Ad-hoc-Meldung aus dem Hause Bayer: Der Guanylatcyclase-Stimulator Vericiguat hat in der Phase III-Studie VICTORIA als Add-on bei Patienten mit sonst leitliniengerecht behandelter, chronischer Herzinsuffizienz die Placebo-Therapie ausgestochen.

Vericiguat, von Bayer und Merck/MSD gemeinsam entwickelt, ist eines von mehreren neuen Medikamenten, die sich derzeit bei chronischer Herzinsuffizienz in den pharmazeutischen Entwicklungs-Pipelines befinden. Es handelt sich um einen einmal täglich oral einzunehmenden Stimulator der löslichen Guanylatcyclase (sGC). Dieses Enzym ist Teil des Stickstoffmonoxid (NO)-Signalwegs, und es wird in Situationen, in denen der Botenstoff NO Mangelware ist, nicht ausreichend stimuliert.

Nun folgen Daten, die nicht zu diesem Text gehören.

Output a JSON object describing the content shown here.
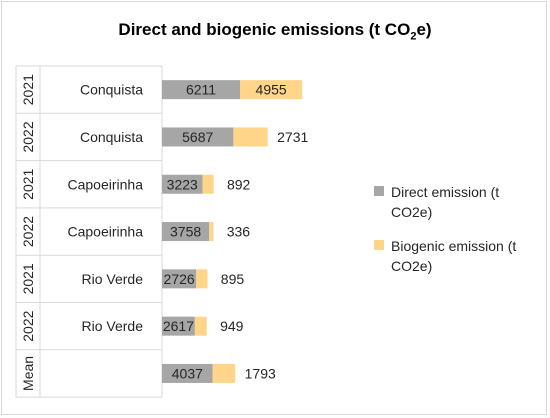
{
  "chart_data": {
    "type": "bar",
    "orientation": "horizontal",
    "stacked": true,
    "title": "Direct and biogenic emissions (t CO2e)",
    "title_parts": {
      "main": "Direct and biogenic emissions (t CO",
      "sub": "2",
      "tail": "e)"
    },
    "categories": [
      {
        "year": "2021",
        "site": "Conquista"
      },
      {
        "year": "2022",
        "site": "Conquista"
      },
      {
        "year": "2021",
        "site": "Capoeirinha"
      },
      {
        "year": "2022",
        "site": "Capoeirinha"
      },
      {
        "year": "2021",
        "site": "Rio Verde"
      },
      {
        "year": "2022",
        "site": "Rio Verde"
      },
      {
        "year": "Mean",
        "site": ""
      }
    ],
    "series": [
      {
        "name": "Direct emission (t CO2e)",
        "color": "#a6a6a6",
        "values": [
          6211,
          5687,
          3223,
          3758,
          2726,
          2617,
          4037
        ]
      },
      {
        "name": "Biogenic emission (t CO2e)",
        "color": "#ffd58a",
        "values": [
          4955,
          2731,
          892,
          336,
          895,
          949,
          1793
        ]
      }
    ],
    "legend_position": "right",
    "grid": false
  }
}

Bei der chronischen Herzinsuffizienz ist das der Fall, und die mangelnde sGC-Aktivität und daraus resultierende niedrige cGMP-Spiegel in kardialen Zellen sowie Gefäßwandzellen werden mit einer (weiteren) Verschlechterung der Herzfunktion in Zusammenhang gebracht. Unter anderem wurde ein Verbindung zwischen niedrigen cGMP-Spiegeln und myokardialer Dysfunktion, gestörter Vasomotorik und eingeschränkter Endothezellfunktion sowie Mikrozirkulationsstörungen beschrieben. In experimentellen Studien haben sich sGC-Stimulatoren außerdem günstig auf linksventrikuläre Hypertrophie und Fibrose ausgewirkt und waren mit einer Verringerung der Nachlast in Folge sowohl systemischer als auch pulmonaler Vasodilatation assoziiert.

Studie bei rund 5.000 Patienten

In der randomisierten, doppelblinden Phase III-Studie VICTORIA wurde Vericiguat seit September 2016 bei insgesamt 5050 Patienten untersucht, die an einer chronischen Herzinsuffizienz litten, eine akute Dekompensation hinter sich hatten und bei denen die linksventrikuläre Auswurfleistung (LVEF) kleiner war als 45%.

Es gab außerdem „Mindestanforderungen“ an den BNP/NTproBNP-Wert, die genaue Höhe hing vom Herzrhythmus ab. „Akute Dekompensation“ wurde für die VICTORIA-Studie definiert als stationäre Behandlung wegen Herzinsuffizienz in den sechs Monaten vor Studienbeginn oder intravenöse Diuretika-Gabe in ambulanter Behandlung in den drei Monaten vor Studienbeginn. Die Studie fand an mehr als 600 Prüfzentren in 42 Ländern statt.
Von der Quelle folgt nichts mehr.